While it is too soon to know the long-term effectiveness of the reforms at Fair Oaks Farms, and while it may be that the dairy industry descends from unpardonable and ongoing original sins, why can't the video and unannounced audit reforms adopted by Fair Oaks become standard? Even if the only motive is to protect human health (as opposed to protecting the welfare of the farm animals themselves), there is a strong case for transparency in CAFOs.
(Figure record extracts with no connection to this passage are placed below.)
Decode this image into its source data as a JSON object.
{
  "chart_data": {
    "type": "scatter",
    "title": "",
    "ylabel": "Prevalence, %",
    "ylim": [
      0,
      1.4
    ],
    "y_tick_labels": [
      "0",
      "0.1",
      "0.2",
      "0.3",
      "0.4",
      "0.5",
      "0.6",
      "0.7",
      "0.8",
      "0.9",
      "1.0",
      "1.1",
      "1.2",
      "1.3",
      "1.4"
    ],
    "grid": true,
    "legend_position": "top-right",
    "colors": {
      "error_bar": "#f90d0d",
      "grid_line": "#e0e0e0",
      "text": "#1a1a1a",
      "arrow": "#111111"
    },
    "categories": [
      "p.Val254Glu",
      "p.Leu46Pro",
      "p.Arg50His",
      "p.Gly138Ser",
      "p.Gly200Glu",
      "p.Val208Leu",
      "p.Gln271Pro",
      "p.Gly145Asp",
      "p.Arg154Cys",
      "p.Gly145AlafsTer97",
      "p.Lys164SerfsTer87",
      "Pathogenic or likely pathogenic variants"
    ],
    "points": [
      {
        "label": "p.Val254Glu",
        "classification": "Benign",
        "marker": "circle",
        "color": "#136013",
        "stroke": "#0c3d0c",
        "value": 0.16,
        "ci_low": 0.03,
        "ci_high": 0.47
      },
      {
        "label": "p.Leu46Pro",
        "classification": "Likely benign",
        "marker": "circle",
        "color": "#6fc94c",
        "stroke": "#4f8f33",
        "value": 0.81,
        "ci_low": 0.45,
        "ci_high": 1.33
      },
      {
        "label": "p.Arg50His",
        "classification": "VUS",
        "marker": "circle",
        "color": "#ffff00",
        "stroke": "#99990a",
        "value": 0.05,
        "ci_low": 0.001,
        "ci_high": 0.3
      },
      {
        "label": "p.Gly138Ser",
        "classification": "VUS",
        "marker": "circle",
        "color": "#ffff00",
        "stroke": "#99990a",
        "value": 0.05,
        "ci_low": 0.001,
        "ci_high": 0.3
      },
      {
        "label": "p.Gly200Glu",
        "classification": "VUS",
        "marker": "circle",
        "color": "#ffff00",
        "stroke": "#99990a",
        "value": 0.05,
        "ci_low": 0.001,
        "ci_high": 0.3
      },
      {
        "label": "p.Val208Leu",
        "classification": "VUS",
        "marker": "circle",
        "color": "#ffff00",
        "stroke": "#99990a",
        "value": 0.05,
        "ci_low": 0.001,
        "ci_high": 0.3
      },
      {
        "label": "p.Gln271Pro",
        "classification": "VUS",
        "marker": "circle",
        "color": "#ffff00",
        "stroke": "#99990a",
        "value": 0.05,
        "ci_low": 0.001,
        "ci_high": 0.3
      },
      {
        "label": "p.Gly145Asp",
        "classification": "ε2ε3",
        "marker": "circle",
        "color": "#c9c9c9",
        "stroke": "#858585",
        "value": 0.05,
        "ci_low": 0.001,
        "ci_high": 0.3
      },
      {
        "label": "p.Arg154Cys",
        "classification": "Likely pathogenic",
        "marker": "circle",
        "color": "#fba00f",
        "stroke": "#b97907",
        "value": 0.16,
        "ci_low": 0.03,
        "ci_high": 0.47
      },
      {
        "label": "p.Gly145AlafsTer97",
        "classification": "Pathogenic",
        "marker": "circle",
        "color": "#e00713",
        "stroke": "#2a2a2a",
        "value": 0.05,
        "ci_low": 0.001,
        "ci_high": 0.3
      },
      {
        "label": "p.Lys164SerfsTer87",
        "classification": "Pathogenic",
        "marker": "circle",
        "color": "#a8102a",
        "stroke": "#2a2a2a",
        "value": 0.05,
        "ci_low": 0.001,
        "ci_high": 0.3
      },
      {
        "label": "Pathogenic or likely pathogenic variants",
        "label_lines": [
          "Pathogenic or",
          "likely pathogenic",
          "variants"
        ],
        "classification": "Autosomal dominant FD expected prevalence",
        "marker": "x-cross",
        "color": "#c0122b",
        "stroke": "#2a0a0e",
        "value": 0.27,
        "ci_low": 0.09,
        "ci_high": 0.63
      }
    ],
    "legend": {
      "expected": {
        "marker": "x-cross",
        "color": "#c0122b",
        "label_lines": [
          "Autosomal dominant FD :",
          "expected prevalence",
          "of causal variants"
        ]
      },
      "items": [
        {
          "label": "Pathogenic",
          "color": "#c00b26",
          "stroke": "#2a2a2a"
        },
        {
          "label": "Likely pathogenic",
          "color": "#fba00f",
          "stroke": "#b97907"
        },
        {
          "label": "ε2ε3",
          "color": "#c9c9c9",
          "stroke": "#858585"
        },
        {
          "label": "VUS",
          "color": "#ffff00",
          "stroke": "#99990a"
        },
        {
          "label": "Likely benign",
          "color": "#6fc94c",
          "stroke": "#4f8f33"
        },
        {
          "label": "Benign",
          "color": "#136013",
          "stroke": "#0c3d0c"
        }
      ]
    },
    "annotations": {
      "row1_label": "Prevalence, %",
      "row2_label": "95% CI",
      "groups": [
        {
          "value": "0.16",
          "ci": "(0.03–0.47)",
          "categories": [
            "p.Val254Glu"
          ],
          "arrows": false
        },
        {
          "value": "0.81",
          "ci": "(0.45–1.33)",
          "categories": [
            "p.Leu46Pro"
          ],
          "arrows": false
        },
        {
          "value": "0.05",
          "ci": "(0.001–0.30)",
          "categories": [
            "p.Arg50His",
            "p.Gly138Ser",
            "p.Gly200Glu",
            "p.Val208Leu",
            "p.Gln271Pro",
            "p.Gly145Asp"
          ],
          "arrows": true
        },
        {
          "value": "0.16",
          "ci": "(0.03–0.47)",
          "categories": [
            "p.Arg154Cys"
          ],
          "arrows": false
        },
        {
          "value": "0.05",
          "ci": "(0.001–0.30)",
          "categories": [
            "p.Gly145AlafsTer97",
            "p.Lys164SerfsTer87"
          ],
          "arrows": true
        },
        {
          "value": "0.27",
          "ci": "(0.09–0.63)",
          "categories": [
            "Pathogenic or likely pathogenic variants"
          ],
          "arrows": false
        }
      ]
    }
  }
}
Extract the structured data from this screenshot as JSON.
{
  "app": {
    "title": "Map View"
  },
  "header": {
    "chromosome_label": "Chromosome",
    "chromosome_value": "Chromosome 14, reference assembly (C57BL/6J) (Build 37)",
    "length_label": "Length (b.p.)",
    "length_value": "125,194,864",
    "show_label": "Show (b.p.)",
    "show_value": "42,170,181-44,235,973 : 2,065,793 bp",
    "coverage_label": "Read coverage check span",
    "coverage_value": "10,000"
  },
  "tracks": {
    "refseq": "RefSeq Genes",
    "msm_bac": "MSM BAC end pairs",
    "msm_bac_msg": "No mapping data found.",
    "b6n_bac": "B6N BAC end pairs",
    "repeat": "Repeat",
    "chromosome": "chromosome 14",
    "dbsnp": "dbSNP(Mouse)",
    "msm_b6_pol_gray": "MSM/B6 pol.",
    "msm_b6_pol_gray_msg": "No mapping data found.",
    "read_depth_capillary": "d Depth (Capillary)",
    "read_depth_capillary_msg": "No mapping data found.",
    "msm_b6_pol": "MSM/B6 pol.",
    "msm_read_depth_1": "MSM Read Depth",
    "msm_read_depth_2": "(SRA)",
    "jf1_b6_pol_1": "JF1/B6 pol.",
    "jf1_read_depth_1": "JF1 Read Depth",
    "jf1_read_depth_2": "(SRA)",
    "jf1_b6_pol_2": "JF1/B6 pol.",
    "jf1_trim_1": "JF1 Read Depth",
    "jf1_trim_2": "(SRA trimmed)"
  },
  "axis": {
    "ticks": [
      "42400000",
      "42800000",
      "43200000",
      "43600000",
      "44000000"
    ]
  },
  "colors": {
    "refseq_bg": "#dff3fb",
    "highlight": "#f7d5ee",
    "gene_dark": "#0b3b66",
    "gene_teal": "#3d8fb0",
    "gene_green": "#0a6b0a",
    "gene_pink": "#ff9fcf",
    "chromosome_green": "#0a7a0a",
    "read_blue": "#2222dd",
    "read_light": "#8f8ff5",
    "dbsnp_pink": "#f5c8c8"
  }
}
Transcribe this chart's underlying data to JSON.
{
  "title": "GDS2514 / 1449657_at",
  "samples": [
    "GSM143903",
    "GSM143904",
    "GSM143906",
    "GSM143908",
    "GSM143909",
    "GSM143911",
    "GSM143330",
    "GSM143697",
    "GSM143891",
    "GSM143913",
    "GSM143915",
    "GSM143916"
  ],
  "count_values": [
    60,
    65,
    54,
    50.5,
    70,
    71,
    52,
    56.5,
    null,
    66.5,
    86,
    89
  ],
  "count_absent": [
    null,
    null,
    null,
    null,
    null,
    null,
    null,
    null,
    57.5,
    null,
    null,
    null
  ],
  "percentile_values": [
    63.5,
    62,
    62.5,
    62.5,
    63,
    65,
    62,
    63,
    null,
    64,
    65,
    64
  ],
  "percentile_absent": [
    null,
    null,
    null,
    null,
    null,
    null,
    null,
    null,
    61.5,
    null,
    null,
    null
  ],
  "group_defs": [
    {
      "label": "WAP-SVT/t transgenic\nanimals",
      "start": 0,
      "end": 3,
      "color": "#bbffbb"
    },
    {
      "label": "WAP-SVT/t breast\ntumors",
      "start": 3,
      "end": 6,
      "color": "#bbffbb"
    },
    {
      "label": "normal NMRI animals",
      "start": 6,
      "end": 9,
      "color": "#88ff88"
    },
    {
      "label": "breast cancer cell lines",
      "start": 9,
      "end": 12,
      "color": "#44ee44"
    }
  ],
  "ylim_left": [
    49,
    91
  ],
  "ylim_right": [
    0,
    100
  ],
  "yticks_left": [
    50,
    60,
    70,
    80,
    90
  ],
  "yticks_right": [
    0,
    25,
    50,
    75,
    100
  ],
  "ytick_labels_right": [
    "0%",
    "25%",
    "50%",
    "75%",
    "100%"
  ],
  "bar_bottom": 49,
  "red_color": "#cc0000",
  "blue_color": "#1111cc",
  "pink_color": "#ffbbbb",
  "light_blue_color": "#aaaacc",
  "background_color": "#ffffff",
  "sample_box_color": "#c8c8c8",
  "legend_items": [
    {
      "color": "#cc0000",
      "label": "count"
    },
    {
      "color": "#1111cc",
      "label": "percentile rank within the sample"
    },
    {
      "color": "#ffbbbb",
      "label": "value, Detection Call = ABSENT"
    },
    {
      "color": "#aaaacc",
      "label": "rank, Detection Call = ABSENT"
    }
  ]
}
Although a legal requirement for such transparency does not seem to be on the horizon in many places in the US -- witness those ag-gag laws -- private actions might spur the requisite reform (as in the Fair Oaks Farms case). Certification programs can add enhanced transparency requirements into their standards. Foundations or NGOs could subsidize the acquisition and maintenance of monitoring equipment. Other sorts of agricultural subsidies or benefits could be made contingent on farm transparency. Pressure could be brought on major purchasers (fast food outlets, grocery chains) to only deal with transparent suppliers. There's tons of room for a more radicalized transparency in the food system.

No one enjoys seeing the video evidence of cruel treatment of farm animals; but the easier it is to see it, the less there will be to see.

Monday, August 5, 2019

Antibiotic Administration to Farm Animals

Yesterday's New York Times features a superb front-page story by Matt Richtel about antibiotic resistance that passes to humans after originating from large quantities of antibiotics administered to farm animals; when people get ill from the resistant salmonella (or E. coli), multiple types of standard antibiotics are rendered useless. Maryn McKenna's 2017 book Big Chicken (subtitled "The Incredible Story of How Antibiotics Created Modern Agriculture and Changed the Way the World Eats") gave prominence to the story, and much detail. I had thought that the routine use of antibiotics on industrial farms came from the need to control disease in the terrible conditions on those farms, together with the breeding of animals with traits (such as fast growth) that are economically valuable but bring a health cost. This does seem to be the case, but I learned from Big Chicken that widespread administration of antibiotics to farm animals originated after it was discovered that the antibiotics themselves served as growth promoters. The use of antibiotics for growth promotion in livestock is now (since 2006) banned in the EU, and contravenes FDA guidelines in the US. (The World Health Organization also has weighed in.) There is some evidence that farm use of antibiotics (or antimicrobials) has been declining in the US and in the EU in recent years, though in the US, purchases of antibiotics for farm animals far exceed quantities purchased for human use.

Richtel's article highlights the difficulties that researchers and public health workers have in accessing farms and farm-level data, even when evidence points to farms as the source of outbreaks of resistant diseases in humans. The lack of access to farms risks prolongation of such outbreaks -- a high price to pay to allay concerns that some farms might have their reputations unfairly besmirched.